Associate Professor Robert Ali says Australia is at risk of increased quantities of Afghani heroin because of the conflict there and the breakdown of law and order in South West Asia.
Robert Ali — who chairs the ANCD’s Asia-Pacific Committee — says 90% of the world’s heroin is now coming straight out of Afghanistan. He says after declines in the use of heroin in Australia from 2001 and declines in the number of overdoses, there are new risks for Australia.
Associate Professor Ali says there’s been a significant global increase in heroin production with concentration in Afghanistan. He says this has very serious implications for Australia and the region.
He warns that the rise in heroin in the region has the clear potential to lead to an increase in Australia and hence the number of injecting drug users as well as issues that are associated with that including the increased risk of HIV infection.
The warning comes as the ANCD points out that:
- Global opium production has now reached record levels… globally opium production has increased by 102% in the period 1998–2007.
- Opium cultivation in South East Asia has increased by 22% after 6 years in decline. Most of this was through a 29% increase in Myanmar (Burma) to 27,700 hectares.
- 51% of the world’s heroin users are in Asia — reflecting the fact that opium consumption is still widespread across the Asian region.
- 80% of global opiate seizures in 2006 were made in Asia… 69% of them were in South West Asia.
- The number border detections of heroin in 2006/07 was the highest on record.
- In 2006/07 the weight of heroin seizures in Australia increased by 192%. In essence, the amount of heroin seized in Australian in 2006/07 doubled from the previous year.
Associate Professor Robert Ali says it’s vital that Australia provides assistance to our neighbouring countries to introduce effective HIV prevention and drug treatment programs for drug users given our internationally recognised success in these areas.
Associate Professor Robert Ali said “When we look at the global drug problem, the threat that is causing the most concern is the risk of HIV. There are now 128 countries that have detected HIV amongst drug users. One third of all new HIV infections now occur outside of sub-Saharan Africa, and one third of these are due to injecting drug use.”
Associate Professor Ali says while heroin from Afghanistan is often smoked, of great concern are reports indicating it is also being produced in a more processed form to allow easier injection.
Associate Professor Robert Ali highlights that since 2001 there has been a dramatic decline in the number of heroin overdose deaths in Australia.
Associate Professor Ali said “This welcome decline in deaths in Australia reflects law enforcement efforts in reducing supply, increased investment and availability of treatment and innovative peer-based education work by users themselves. However, the number of fatalities still exceeds an average of one person a day and this means a tremendous amount of trauma for families and friends everyday across Australia.”

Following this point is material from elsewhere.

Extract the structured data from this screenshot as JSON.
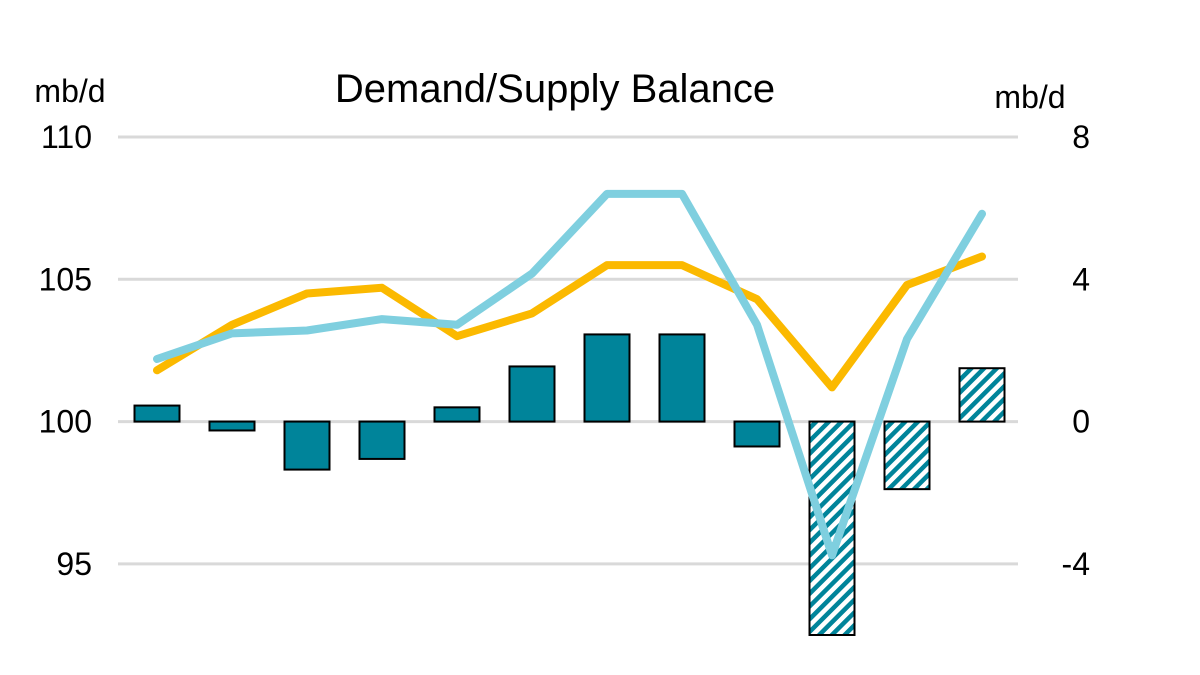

He also warns it’s vital that Australia provides assistance to countries in the region dealing with a HIV epidemic. He says as Australia has been spared from the HIV epidemic amongst injecting drug users through effective strategies such as needle and syringe and methadone programs. Australia now has an obligation to provide assistance to other countries in the region.

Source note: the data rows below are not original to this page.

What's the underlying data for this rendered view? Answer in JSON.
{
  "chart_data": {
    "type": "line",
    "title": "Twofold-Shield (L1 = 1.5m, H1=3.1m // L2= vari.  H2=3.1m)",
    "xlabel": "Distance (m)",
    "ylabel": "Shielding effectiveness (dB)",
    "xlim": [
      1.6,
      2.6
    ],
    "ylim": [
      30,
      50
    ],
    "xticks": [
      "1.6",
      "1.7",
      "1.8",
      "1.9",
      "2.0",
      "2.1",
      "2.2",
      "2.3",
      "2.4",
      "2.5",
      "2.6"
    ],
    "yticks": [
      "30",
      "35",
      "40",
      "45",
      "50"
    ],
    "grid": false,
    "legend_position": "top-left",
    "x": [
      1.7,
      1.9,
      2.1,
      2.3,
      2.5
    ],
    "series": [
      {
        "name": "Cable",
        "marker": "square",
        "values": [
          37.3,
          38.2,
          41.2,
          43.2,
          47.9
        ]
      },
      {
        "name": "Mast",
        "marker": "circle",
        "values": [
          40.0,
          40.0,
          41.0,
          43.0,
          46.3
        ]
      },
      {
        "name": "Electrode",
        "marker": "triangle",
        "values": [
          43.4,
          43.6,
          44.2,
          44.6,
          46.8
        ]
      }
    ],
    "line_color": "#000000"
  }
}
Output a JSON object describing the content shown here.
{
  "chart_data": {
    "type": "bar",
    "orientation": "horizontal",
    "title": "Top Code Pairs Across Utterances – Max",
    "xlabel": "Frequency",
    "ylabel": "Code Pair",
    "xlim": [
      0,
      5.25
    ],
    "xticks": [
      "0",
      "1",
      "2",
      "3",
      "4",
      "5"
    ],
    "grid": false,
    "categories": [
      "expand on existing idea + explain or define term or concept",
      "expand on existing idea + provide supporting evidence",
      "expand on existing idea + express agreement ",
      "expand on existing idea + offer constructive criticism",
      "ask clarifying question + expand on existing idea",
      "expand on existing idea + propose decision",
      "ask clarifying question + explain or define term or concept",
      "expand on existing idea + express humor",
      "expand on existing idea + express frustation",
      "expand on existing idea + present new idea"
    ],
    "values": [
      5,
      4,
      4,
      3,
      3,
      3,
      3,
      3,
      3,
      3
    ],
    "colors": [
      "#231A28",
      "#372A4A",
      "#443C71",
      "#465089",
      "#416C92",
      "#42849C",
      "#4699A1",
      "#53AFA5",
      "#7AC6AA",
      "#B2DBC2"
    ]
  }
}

Associate Professor Robert Ali said “Reports from some countries that 40 per cent or more of their injecting dug users are HIV positive are not uncommon. We have a great reservoir of professional ability in Australia in the areas of supply, demand and harm reduction programs. Now is the time to mobilise this expertise so that we can assist our neighbours in building their capacity to effectively address these problems.”
Associate Professor Robert Ali says this could lead to an improvement of our border security by reducing the demand for drugs, reducing HIV infections in our region and reducing the likelihood of drugs being shipped to Australia. He says it could also reduce the risk of Australian travellers and workers throughout the region from being infected by HIV.
Associate Professor Ali said “Australia needs to be ever vigilant and engaged with what is happening in our region if the results of our good work over many years are going to be maintained into the future.”
Gino Vumbaca, Executive Director of the ANCD concluded “At a time when the nations of the world are gathering at the United Nations offices in Vienna to review the global response to illicit drugs over the past 10 years it is imperative that Australia take an important leadership role in the region to promote our balanced and pragmatic approaches to reducing illicit drug use and its harms.”